Tuesday, January 12, 2010

Alison's Meatball & Cabbage Soup for the Demon

Here’s the soup recipe that goes with the duck broth in the last post. Alison’s meatballs, a combination of chicken and ground beef, sound delicious, but using what was on hand, I decided to go with the pork-venison mixture I had frozen earlier in the fall plus some ground beef. And instead of the pancetta in her recipe, I used “bacon bits” from our pig. It also occurred to me that I could use some of the great sausage from our local coop, if I wanted a quicker version.

The Meatballs
1 small onion, coarsely chopped
1 clove chopped garlic
2 Tb. parsley
2 oz. bacon (or pancetta), cut into 1/2 inch pieces
¼ cup dried breadcrumbs or panko (or more, if needed)
¼ grated parmesan
1 egg, lightly beaten
About 1 lb. mixed ground or finely chopped meat (beef, pork, chicken thighs, venison, veal, turkey)

Cook the bacon or pancetta in a small pan, but do not let it become crisp. Put the onion, garlic, and parsley in the food processor and pulse the machine to chop the vegetables, then add the mixture to the bacon and cook for 2 or three minutes until the onion has softened. (Alison omits this step, and mixes the uncooked vegetables with the meat.) Cool. Add the ground meats to the onion mixture and mix well; then stir in the remaining ingredients. Form 1-inch balls and refrigerate until ready to use.

Finishing the Soup
3 Tb. olive oil
1 onion chopped
2 carrots, peeled and diced
2 celery stalks, diced
1 large or 2 medium Yukon gold potatoes, chopped (Alison uses ¼ pound of spaghetti in her version, but I love potatoes in soup and have a lot on hand, after a trip to Costco)
2 Tb. chopped parsley
1 clove garlic, peeled and chopped
Several chard or kale leaves, chopped (optional)
½ head cabbage (preferably Savoy), finely shredded
2 tsp. chopped thyme
4 quarts meat broth
Salt and ground pepper, to taste
The meatballs

Cook the onions, celery, carrots and parsley in a large soup pot over medium heat for about 8—10 minutes, until vegetables are softened. Stir in the cabbage, potato, garlic, thyme and chard or kale and continue to cook for about 5 minutes. Pour in the stock, bring to a boil, then reduce heat to a simmer. Taste the soup and added salt and pepper to taste. Partially cover the soup and cook for 20—30 minutes. At this point add the meatballs to the soup and poach for 20—30 minutes.
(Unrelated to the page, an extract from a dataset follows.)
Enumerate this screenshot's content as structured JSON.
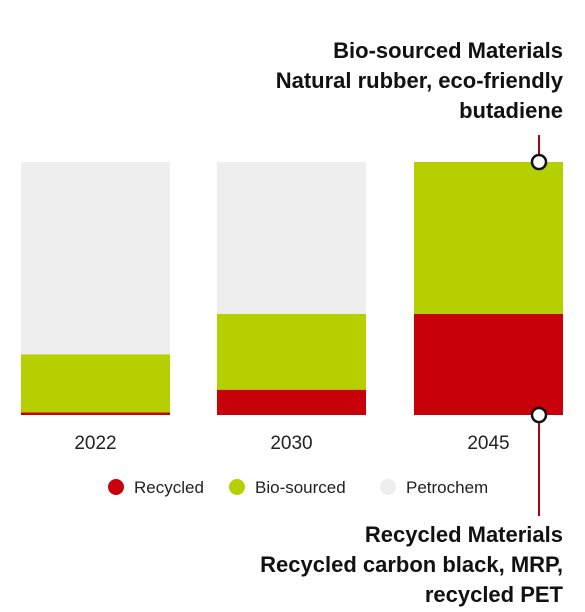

(If using pasta instead of potatoes, cook it separately and rinse with cold water to stop the cooking. Add to the soup just before serving—or if you expect to have leftover soup, add to the individual soup plates, as pasta will swell up in the remaining soup.) I made the soup without the pasta, but next time I will use both!

After 30 minutes, check the meatballs to see if they are cooked through; continue cooking if they are not. When done, serve the soup in wide plates, sprinkled with parsley and with grated parmesan cheese on the side. Serves about 8.